I wonder if there is anything I can do to make it more efficient? Is it possible to give a higher priority to my MOP somehow ? Or Can I use separate thread inside matrix_calc function?
Here is the code :
t_jit_err job_matrix_calc(t_job* job, void* inputs, void* outputs){
void* inMatrix = jit_object_method(inputs, _jit_sym_getindex, 0);
if(inMatrix) {
long inMatrixLock = (long)jit_object_method(inMatrix, _jit_sym_lock, 1);
t_jit_matrix_info matrixInfo, bufferInfo;
guchar* inMatrixData;
long dim[JIT_MATRIX_MAX_DIMCOUNT];
jit_object_method(inMatrix, _jit_sym_getinfo, &matrixInfo);
jit_object_method(inMatrix, _jit_sym_getinfo, &bufferInfo);
long width = matrixInfo.dim[0];
long height = matrixInfo.dim[1];
long planeCount = matrixInfo.planecount;
/*getting input matrix data*/
jit_object_method(inMatrix, _jit_sym_getdata, &inMatrixData);
//get dimensions/planecount
for (int i=0; i<videoDimCount; i++) {
dim[i] = matrixInfo.dim[i];
}
long bufferSize = width * height * planeCount;
unsigned char* buffer = (unsigned char*)malloc(bufferSize * sizeof(unsigned char));
/*FOR PARALLEL PROCESSING*/
/*Following function puts video matrix data into buffer*/
jit_parallel_ndim_simplecalc2((method) job_calculate_ndim, job, matrixInfo.dimcount, dim, matrixInfo.planecount, &matrixInfo, (char*) inMatrixData, &bufferInfo, (char*) buffer, 0, 0);
/*This is pointer to my videoSample structure where I am putting matrix data in buffer to video sample*/
videoSample* sample = new videoSample(width, height, planeCount, buffer);
if ( job->videoSamples->size()<21)
{ job->videoSamples->push(sample); // push video sample ( )

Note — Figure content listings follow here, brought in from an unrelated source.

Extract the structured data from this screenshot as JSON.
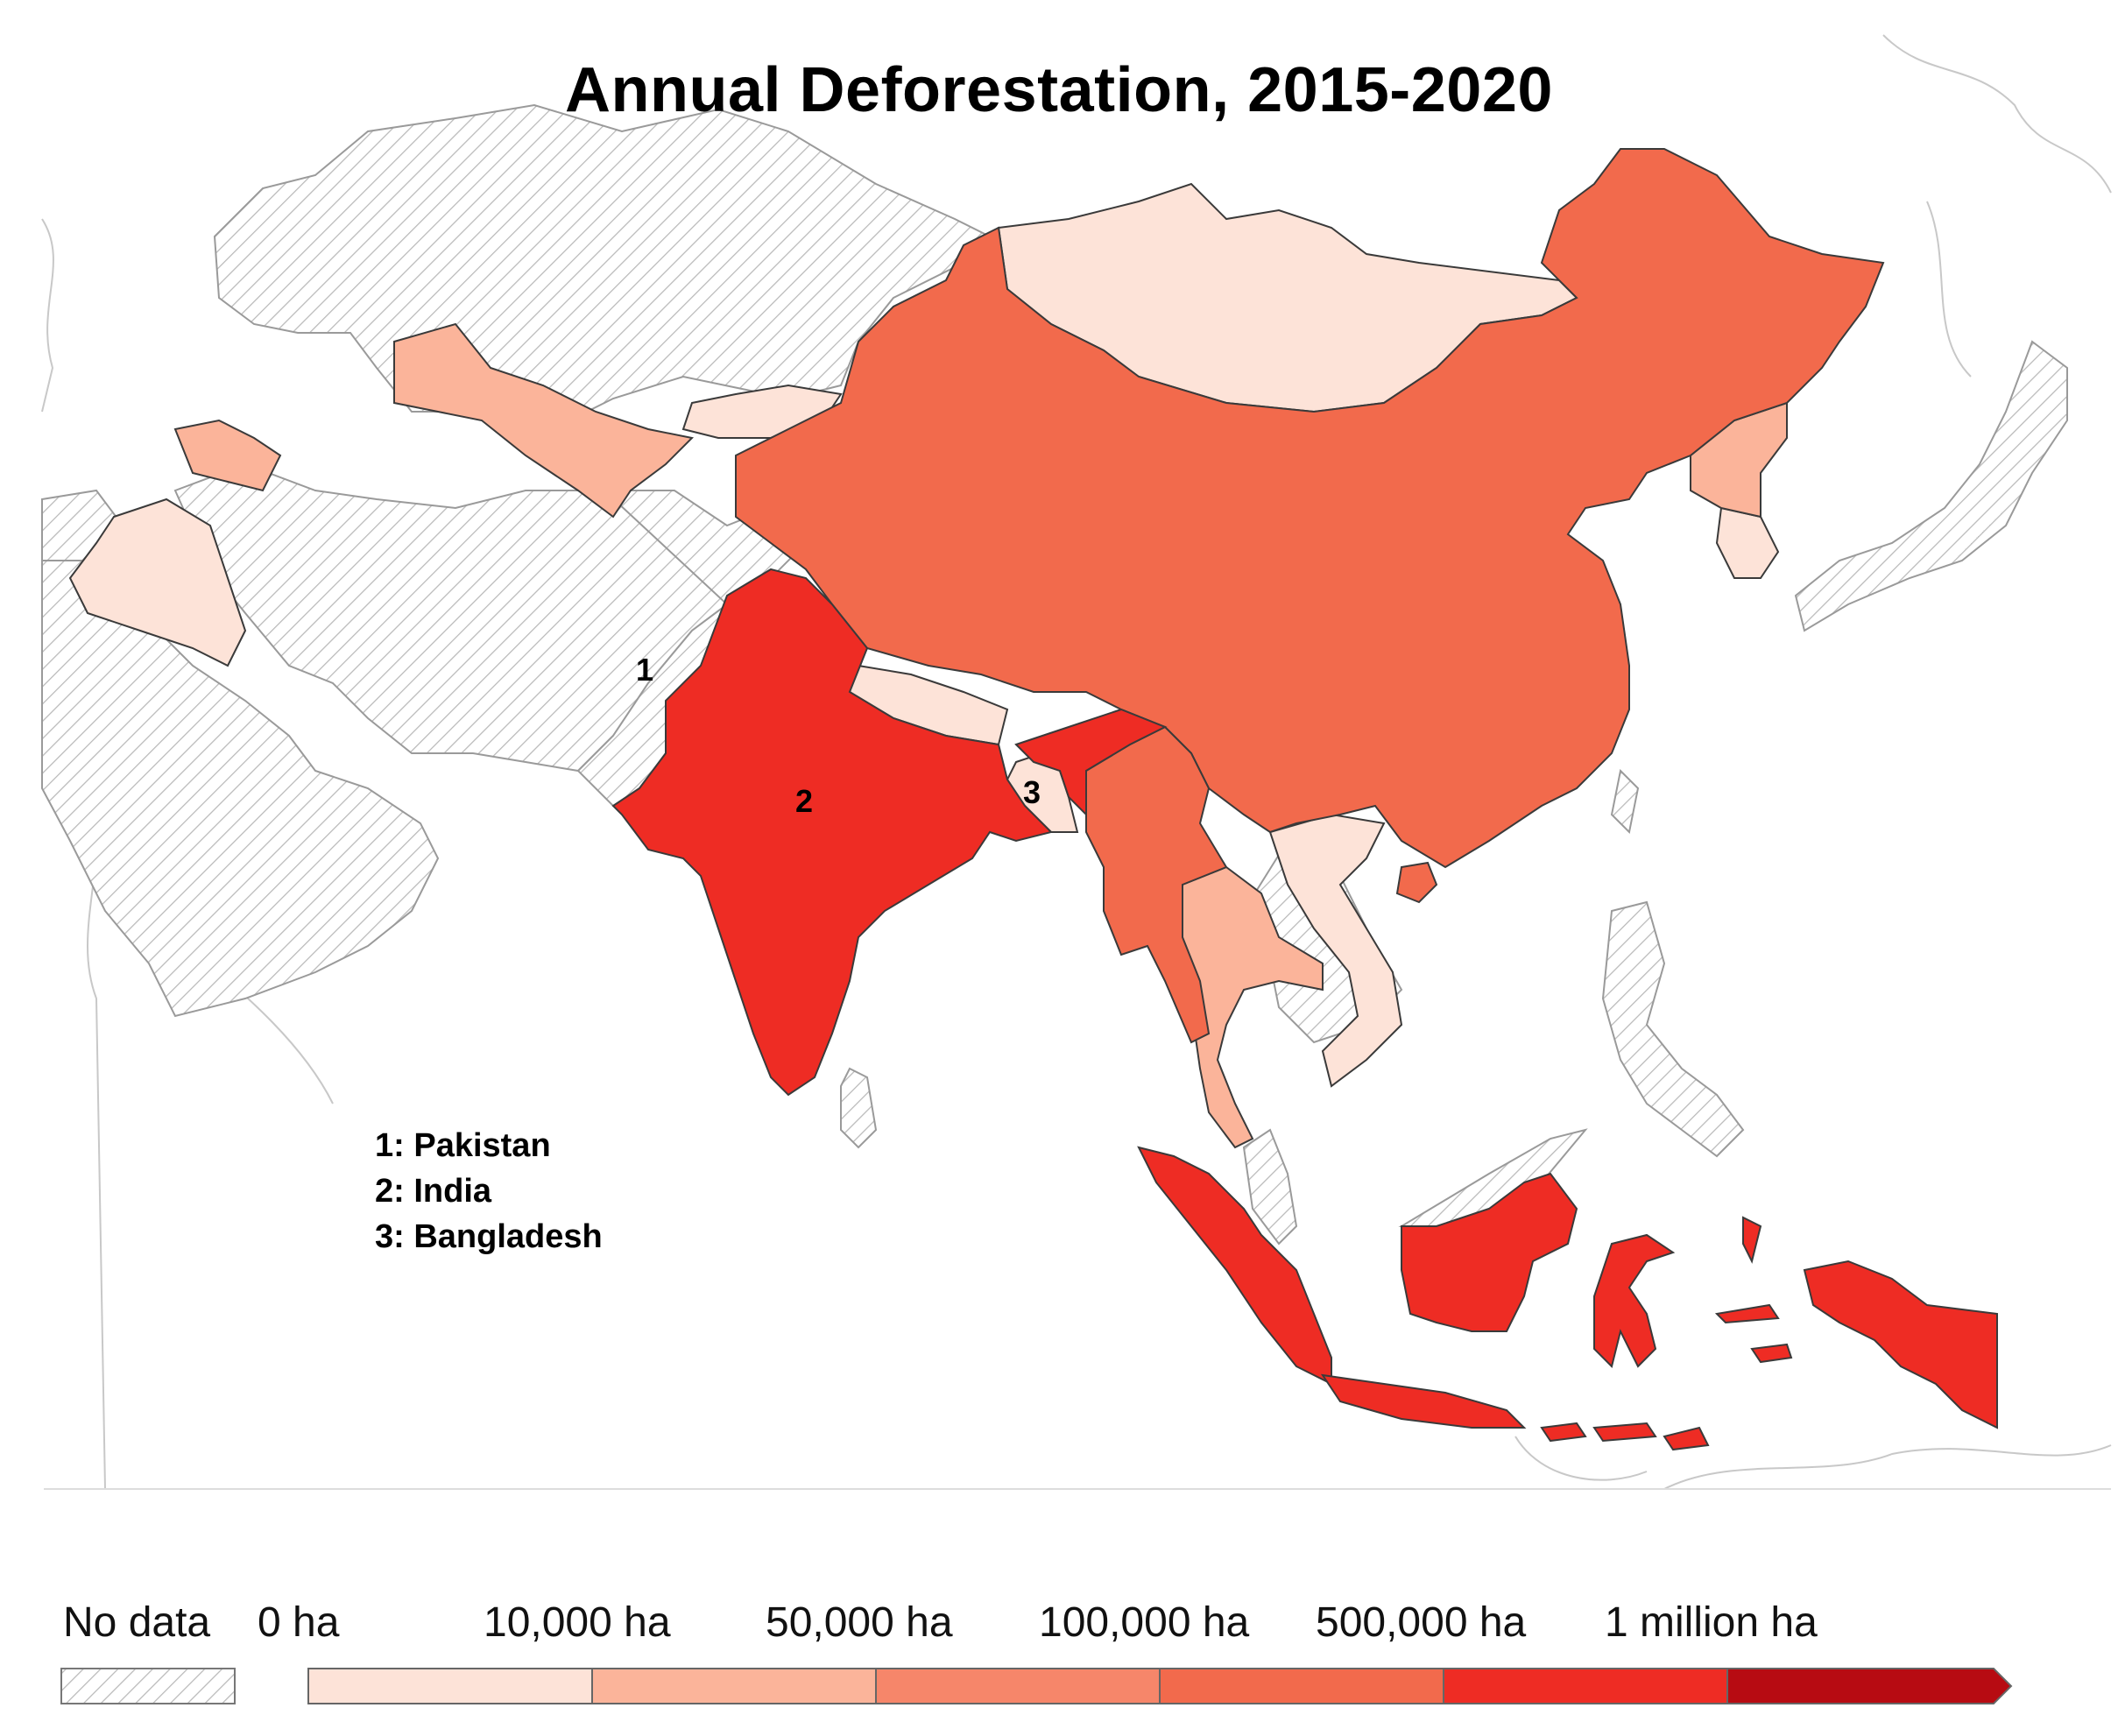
{
  "title": "Annual Deforestation, 2015-2020",
  "map_labels": {
    "pakistan_number": "1",
    "india_number": "2",
    "bangladesh_number": "3"
  },
  "key": {
    "items": [
      "1: Pakistan",
      "2: India",
      "3: Bangladesh"
    ]
  },
  "legend": {
    "no_data_label": "No data",
    "zero_label": "0 ha",
    "thresholds": [
      "10,000 ha",
      "50,000 ha",
      "100,000 ha",
      "500,000 ha",
      "1 million ha"
    ],
    "bins": [
      {
        "color": "#fde3d8"
      },
      {
        "color": "#fbb49a"
      },
      {
        "color": "#f6866a"
      },
      {
        "color": "#f26a4c"
      },
      {
        "color": "#ee2c24"
      },
      {
        "color": "#b70b12"
      }
    ]
  },
  "colors": {
    "no_data_hatch": "#b9b9b9",
    "border": "#3a3a3a",
    "lightest": "#fde3d8",
    "light": "#fbb49a",
    "medium": "#f26a4c",
    "high": "#ee2c24"
  },
  "regions": [
    {
      "name": "Russia",
      "class": "no-data"
    },
    {
      "name": "Kazakhstan",
      "class": "no-data"
    },
    {
      "name": "Pakistan",
      "class": "no-data"
    },
    {
      "name": "Iran",
      "class": "no-data"
    },
    {
      "name": "Saudi Arabia",
      "class": "no-data"
    },
    {
      "name": "Japan",
      "class": "no-data"
    },
    {
      "name": "Philippines",
      "class": "no-data"
    },
    {
      "name": "Mongolia",
      "class": "0-10,000 ha"
    },
    {
      "name": "Iraq",
      "class": "0-10,000 ha"
    },
    {
      "name": "Kyrgyzstan",
      "class": "0-10,000 ha"
    },
    {
      "name": "Nepal",
      "class": "0-10,000 ha"
    },
    {
      "name": "Bangladesh",
      "class": "0-10,000 ha"
    },
    {
      "name": "Vietnam",
      "class": "0-10,000 ha"
    },
    {
      "name": "South Korea",
      "class": "0-10,000 ha"
    },
    {
      "name": "Uzbekistan",
      "class": "10,000-50,000 ha"
    },
    {
      "name": "Azerbaijan",
      "class": "10,000-50,000 ha"
    },
    {
      "name": "Thailand",
      "class": "10,000-50,000 ha"
    },
    {
      "name": "North Korea",
      "class": "10,000-50,000 ha"
    },
    {
      "name": "China",
      "class": "100,000-500,000 ha"
    },
    {
      "name": "Myanmar",
      "class": "100,000-500,000 ha"
    },
    {
      "name": "India",
      "class": "500,000 ha-1 million ha"
    },
    {
      "name": "Indonesia",
      "class": "500,000 ha-1 million ha"
    }
  ]
}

if ( job->videoSamples->size()<=3)
{
unsigned char* buffer2 = (unsigned char*)malloc(bufferSize * sizeof(unsigned char));
jit_parallel_ndim_simplecalc2((method) job_calculate_ndim, job, matrixInfo.dimcount, dim, matrixInfo.planecount, &matrixInfo, (char*) inMatrixData, &bufferInfo, (char*) buffer2, 0, 0);
videoSample* sample2 = new videoSample(width, height, planeCount, buffer2);
job->videoSamples->push(sample2);
}}else
g_free(buffer);
jit_object_method(inMatrix, _jit_sym_lock, inMatrixLock);
}
else
return JIT_ERR_INVALID_PTR;
return JIT_ERR_NONE;
}
void job_calculate_ndim(t_job* job,
long dimcount, long *dim, long planecount,
t_jit_matrix_info *videoInfo, char *videoData,t_jit_matrix_info *sampleInfo, char *buffer)
{
long dims[videoDimCount];
dims[0] = videoInfo->dim[0];
dims[1] = videoInfo->dim[1];
int i;
long bufferSize = videoInfo->dim[0] * planecount * videoInfo->dim[1];
uchar *op;
if (videoDimCount<1) return; //safety
switch(videoDimCount)
{
case 1:
// if only 1D, interpret as 2D, falling through to 2D case
dim[1]=1;
case 2:
memcpy(buffer, videoData, bufferSize);
break;
default:
// if processing higher dimension than 2D,
// for each lower dimensioned slice, set
// base pointer and recursively call this function
// with decremented dimcount and new base pointers
for (i=0; i<videoInfo->dim[dimcount-1]; i++)
{
op = (uchar*) videoData + i*videoInfo->dimstride[videoDimCount-1];
job_calculate_ndim(job,dimcount,
dims,planecount,videoInfo,videoData, sampleInfo, buffer);
}
}
}Hi,
There is nothing to prevent you from pushing work out to additional threads within your matrix calc method. It's not clear from the info given if this will actually improve or solve the situation, as these kind of problems can be notoriously difficult. It likely will be related to the size and structure of the matrices as well.
Cheers!
Hi, Timothy,
Thanks for replying. I recently have tried using worker threads through systhreadpool as well as through g_thread_pool. It turns out, it actually slows things further.